The Cherokee Nation, which presently has about 400,000 people and is the largest of the three Cherokee tribes recognized by the US government, claims it is entitled to a Congress delegate under the 1835 Treaty of New Echota.

The tribe argues that under that agreement with the US government, which was signed by a minority of its members, it was supposed to receive new land, $5 million, and a congressional delegate in exchange for leaving its ancestral lands.

“For two centuries, Congress has failed to honor that promise,” Principal Chief Chuck Hoskin Jr. said in an online video,” as cited by The Washington Times.

“However, the Treaty of New Echota has no expiration date. The obligation to seat a Cherokee Nation delegate is as binding today as it was in 1835,” he declared.

In the 1830s, the Cherokee were forced to move from their lands in the Southeast United States to the Indian Territory, today’s Oklahoma, in the so-called Trail of Tears.

In 2019, Chief Hoskin appointed Kimberly Teehee as a representative of the Cherokee Nation to the US Congress.

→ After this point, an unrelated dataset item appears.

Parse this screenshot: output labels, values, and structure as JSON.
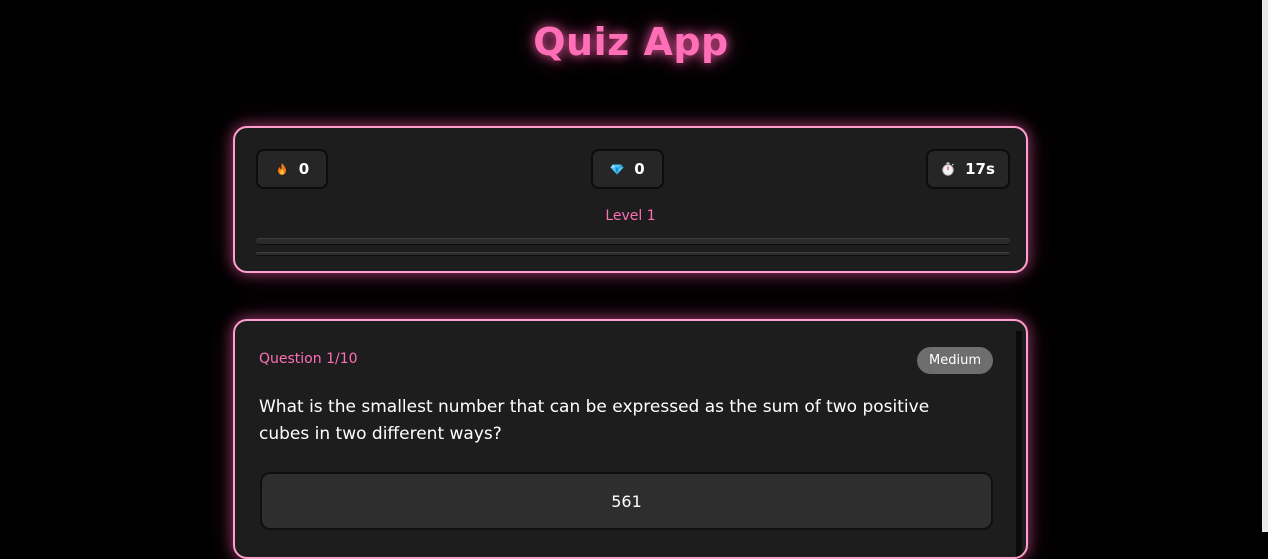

Before that, the Obama administration employed Teehee on American Indian affairs and was also an aide to US Democrat Rep. Dan Kildee of Michigan.

If the demands of the Cherokee Nation were met, presumably under the 1835 treaty, Teehee would become a non-voting delegate to the US Congress.

As such, she would be able to introduce bills and vote in House of Representatives committees but not on the House floor.

If the Cherokee Nation receives a non-voting member of Congress, it would have the same representation as the District of Colombia and most US overseas territories – Guam, American Samoa, the Northern Northern Mariana Islands, and the US Virgin Islands.

The free associated commonwealth of Puerto Rico has a resident commissioner with a four-year term.